How much carbon dioxide pollution have nuclear power plants avoided?
If the few hundred nuclear reactors on the map had not been built, other power plants would likely have been constructed, the majority of which would have been powered by fossil fuels. How much carbon dioxide (CO2) would these plants have emitted?
We can’t know for sure, but by using data from the map and making a few basic assumptions, we can get a rough estimate. The data includes the lifetime and generating capacity of every nuclear power plant that has ever been built.
Today, nuclear power plants worldwide operate on average about 80 percent of the time. In earlier years, they were shut down for longer periods, with closer to a 55 percent in service rate. Given these operating percentages, let’s assume for estimation purposes that nuclear power plants throughout their entire history have operated on average at 70 percent of their capacity. In that case, the nuclear power industry globally has produced about 60 trillion kilowatt hours of electricity.
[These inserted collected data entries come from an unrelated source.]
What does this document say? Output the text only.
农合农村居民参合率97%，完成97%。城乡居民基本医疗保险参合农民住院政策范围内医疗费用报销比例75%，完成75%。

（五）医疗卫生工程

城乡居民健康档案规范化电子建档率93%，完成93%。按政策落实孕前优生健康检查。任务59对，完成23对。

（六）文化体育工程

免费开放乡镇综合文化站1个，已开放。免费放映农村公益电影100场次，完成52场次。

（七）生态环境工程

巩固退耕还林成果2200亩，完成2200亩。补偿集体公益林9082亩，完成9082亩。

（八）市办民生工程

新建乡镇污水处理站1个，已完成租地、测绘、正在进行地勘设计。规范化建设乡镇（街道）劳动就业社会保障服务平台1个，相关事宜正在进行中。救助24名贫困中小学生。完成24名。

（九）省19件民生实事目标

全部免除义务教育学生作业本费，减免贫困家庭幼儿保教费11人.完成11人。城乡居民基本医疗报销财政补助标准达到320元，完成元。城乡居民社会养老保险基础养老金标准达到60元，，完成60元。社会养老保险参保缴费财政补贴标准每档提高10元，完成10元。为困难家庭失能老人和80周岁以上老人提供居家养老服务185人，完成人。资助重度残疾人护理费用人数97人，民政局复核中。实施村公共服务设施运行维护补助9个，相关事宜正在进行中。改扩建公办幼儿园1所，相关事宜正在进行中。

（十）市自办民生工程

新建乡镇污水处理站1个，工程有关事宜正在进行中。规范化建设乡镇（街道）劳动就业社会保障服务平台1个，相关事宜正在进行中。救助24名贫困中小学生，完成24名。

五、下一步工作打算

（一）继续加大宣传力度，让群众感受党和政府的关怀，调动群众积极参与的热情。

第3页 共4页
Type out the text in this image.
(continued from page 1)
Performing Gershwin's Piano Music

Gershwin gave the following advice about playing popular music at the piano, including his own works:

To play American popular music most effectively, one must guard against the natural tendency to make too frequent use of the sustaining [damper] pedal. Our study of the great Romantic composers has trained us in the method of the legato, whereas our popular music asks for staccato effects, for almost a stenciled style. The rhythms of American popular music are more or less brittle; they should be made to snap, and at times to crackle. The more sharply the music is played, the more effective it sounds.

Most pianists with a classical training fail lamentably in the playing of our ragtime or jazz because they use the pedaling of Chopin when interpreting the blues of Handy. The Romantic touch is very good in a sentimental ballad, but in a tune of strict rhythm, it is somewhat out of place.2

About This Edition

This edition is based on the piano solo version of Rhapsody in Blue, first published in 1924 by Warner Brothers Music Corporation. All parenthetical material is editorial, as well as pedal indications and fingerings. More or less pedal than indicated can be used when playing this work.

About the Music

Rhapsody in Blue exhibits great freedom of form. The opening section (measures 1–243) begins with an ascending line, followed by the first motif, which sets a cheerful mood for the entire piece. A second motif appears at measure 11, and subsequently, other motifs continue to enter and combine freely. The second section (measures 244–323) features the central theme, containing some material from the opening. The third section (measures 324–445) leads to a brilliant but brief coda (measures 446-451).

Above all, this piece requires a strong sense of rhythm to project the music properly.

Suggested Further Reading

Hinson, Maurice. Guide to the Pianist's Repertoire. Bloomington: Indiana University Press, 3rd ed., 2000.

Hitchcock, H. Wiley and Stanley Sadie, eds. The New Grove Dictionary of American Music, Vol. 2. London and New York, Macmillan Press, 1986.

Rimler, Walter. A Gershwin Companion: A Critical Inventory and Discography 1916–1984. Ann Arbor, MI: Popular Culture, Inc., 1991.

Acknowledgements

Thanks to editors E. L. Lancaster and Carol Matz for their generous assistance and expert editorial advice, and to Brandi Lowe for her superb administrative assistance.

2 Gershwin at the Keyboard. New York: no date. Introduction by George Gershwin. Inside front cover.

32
If these power plants had not been built, let’s assume the electricity would have been generated instead from a mix of coal, natural gas, and hydropower in the proportions that these are used today (roughly 2:1:1). Given how much CO2 these sources emit on average per kilowatt hour (natural gas: 907 grams of CO2; coal: 590 grams; hydropower: 0 grams), we can estimate that each kilowatt-hour of nuclear power avoided about 600 grams of CO2 from entering the atmosphere.
That means that the nuclear industry has avoided emissions of about 40 billion tons of CO2. That is one third more CO2 than humans put into the atmosphere every year from burning fossil fuels. It is also about one-twelfth of the cumulative CO2 people have added to the atmosphere during the past 160 years from burning coal, natural gas, and petroleum. This is a rough estimate, yet it shows that nuclear power has played a major role in lowering CO2 emissions.
The clear question for society — and one that is highly debated — is whether the risks and costs of nuclear power outweigh the industry’s significant potential to offset fossil fuels.
Map Data and Disclaimer
The data was obtained from the World Nuclear Association’s online database, which can be accessed from their website. Many countries have “planned” reactors that are not shown on this map. Furthermore, the location of some planned reactors, especially in China, is only approximate.